Victor Kossakovsky is one of the most famous and admired Russian filmmakers, and one of the most important documentary filmmakers in the world. He has been making documentaries since 1989 and has won more than 100 awards in national and international festivals. Furthermore, retrospectives of his work have been presented in the most prestigious cultural centres, including the MOMA in New York and the Centre Pompidou in Paris.
Kossakovsky became famous in 1992 with his documentary Belovy (The Belovs, 60’), which describes the life of a Russian farmer and his brother. The film won the Joris Ivens Prize at the IFDA, and was selected by Dutch critics as one of the finest documentaries of the twentieth century.
In 1997 he filmed the documentary Wednesday 19.07.1961 which portrays all the 74 people born in Leningrad on the same day as Kossakovsky himself. The film won the FIPRESCI Prize at the Berlinale in 1997.
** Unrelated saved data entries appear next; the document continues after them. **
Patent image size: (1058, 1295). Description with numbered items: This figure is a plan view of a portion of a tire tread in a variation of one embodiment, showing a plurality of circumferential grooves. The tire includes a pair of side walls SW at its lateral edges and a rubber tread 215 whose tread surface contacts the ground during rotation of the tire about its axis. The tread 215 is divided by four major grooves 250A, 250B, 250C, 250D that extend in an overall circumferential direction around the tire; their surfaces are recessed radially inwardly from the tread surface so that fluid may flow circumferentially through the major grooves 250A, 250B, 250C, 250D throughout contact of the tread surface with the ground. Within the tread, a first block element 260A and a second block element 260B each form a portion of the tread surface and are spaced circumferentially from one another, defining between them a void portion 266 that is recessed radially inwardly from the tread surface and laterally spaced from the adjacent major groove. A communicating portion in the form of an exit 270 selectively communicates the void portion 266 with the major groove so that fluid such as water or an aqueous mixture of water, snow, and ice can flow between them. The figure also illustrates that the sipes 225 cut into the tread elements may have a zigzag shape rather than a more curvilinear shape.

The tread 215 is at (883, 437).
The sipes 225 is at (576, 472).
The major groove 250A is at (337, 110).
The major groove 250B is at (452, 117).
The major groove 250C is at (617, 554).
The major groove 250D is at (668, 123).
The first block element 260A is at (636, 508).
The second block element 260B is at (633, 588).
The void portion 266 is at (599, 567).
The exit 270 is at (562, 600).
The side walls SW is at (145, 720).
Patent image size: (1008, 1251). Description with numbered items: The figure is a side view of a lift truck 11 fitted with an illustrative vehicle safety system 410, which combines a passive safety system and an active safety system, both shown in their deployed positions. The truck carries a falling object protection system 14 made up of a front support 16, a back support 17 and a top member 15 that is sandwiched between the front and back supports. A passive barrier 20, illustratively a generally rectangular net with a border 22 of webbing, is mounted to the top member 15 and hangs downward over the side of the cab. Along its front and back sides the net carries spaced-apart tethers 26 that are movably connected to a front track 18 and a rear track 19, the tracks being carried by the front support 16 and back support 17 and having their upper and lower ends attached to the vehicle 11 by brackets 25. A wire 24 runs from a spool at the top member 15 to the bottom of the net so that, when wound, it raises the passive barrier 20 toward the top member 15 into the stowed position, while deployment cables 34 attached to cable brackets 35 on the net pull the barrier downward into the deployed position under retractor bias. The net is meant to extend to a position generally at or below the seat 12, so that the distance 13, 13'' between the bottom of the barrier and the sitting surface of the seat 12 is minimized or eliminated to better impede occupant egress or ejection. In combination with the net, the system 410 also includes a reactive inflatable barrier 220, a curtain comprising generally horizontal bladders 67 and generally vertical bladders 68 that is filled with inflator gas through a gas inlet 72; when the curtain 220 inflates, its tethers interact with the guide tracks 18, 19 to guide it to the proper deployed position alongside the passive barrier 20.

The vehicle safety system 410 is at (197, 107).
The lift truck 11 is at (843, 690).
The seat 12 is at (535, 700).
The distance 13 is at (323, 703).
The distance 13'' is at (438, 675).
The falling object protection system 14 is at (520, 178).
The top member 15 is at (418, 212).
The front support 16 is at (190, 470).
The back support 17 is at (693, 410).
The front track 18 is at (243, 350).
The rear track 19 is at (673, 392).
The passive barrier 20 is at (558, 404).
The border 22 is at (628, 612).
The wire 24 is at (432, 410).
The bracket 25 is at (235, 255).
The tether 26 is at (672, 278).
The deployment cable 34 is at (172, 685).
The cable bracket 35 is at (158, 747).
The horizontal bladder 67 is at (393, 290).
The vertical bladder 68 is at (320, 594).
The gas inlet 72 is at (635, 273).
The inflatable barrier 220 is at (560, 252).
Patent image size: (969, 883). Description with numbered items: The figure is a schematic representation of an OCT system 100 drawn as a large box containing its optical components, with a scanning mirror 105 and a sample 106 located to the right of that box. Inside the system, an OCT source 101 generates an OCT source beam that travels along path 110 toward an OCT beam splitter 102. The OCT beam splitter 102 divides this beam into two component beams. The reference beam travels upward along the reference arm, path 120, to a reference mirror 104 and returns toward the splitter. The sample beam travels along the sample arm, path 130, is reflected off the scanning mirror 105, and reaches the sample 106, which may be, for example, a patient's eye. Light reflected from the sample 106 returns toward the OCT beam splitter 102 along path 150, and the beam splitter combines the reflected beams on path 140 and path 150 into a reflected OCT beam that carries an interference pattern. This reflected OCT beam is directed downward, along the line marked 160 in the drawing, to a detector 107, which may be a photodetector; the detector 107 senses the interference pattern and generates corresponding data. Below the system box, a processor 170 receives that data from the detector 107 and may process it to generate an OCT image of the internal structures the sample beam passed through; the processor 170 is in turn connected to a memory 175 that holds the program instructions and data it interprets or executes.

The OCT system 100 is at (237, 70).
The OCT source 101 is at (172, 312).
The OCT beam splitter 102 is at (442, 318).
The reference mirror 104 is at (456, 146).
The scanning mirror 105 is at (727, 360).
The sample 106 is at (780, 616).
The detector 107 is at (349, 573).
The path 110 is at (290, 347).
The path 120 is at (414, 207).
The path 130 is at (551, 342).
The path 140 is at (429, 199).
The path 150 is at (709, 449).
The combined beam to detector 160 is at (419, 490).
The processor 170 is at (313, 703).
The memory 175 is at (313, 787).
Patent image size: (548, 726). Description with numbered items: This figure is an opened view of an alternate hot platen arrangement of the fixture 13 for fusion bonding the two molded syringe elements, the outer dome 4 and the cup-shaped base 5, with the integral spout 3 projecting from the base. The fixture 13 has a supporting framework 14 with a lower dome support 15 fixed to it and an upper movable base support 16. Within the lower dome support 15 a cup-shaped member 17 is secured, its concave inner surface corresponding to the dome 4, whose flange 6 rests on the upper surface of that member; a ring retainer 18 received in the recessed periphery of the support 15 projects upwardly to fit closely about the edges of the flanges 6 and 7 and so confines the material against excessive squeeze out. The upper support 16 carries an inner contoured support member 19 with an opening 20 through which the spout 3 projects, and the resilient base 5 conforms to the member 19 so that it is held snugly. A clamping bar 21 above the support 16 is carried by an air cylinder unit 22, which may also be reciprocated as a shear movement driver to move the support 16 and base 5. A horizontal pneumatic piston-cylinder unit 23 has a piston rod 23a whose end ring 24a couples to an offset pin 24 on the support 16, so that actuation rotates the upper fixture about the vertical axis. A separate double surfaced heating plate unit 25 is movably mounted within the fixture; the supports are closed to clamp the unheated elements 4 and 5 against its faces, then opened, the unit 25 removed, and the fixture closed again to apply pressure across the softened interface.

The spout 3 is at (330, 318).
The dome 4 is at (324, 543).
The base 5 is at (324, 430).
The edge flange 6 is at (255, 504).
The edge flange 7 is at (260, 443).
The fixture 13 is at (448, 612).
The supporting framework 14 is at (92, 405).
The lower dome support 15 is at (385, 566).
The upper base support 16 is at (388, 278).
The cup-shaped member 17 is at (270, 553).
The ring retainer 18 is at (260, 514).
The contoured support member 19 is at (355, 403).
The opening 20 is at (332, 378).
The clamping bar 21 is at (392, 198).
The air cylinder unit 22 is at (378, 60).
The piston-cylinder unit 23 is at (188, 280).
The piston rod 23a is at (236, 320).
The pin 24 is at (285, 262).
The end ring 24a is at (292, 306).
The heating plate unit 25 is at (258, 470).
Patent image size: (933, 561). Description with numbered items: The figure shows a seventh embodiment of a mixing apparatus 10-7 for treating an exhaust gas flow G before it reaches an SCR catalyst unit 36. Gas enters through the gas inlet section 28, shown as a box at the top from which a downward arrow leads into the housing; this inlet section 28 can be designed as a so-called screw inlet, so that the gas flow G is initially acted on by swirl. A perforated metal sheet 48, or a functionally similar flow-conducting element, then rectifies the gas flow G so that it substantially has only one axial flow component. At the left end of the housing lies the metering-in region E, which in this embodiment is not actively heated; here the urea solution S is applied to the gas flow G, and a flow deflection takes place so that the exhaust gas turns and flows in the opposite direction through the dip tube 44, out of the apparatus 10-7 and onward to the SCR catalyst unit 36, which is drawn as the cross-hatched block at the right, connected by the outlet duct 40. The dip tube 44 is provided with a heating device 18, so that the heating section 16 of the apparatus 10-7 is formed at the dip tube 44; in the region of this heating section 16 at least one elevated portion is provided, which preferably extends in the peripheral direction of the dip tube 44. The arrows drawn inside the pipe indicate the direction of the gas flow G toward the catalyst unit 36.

In 1998, he followed with Pavel and Lyalya – The Jerusalem Romance, about two of his directing teachers who now live in Israel, about their love for each other and their argument about death. This became the first part of the subsequent trilogy I Loved You… (2000), which he made in collaboration with the BBC and German productions. The film won the prize for best documentary at the Festival de Montréal.
His 2003 film, the tragicomic Tishe! (Hush!), looks out from the window of Kossakovsky’s apartment in Saint Petersburg during the year the city was preparing for its three-hundredth anniversary. For this work, Kossakovsky was compared to Buster Keaton and the film was nominated for the European Film Academy award and the Joris Ivens prize, and was distributed in theatres and television channels around the world.
In 2006 he made the short documentary Svyato, 33 minutes dedicated to the theme of recognizing one’s self. A two-year old child is observed as he recognizes his reflection in a mirror for the first time. The film won the Golden Centaur at the Festival in Saint Petersburg.
Vivan Las Antipodas! is his new international project conceived for movie theatres and television across the world.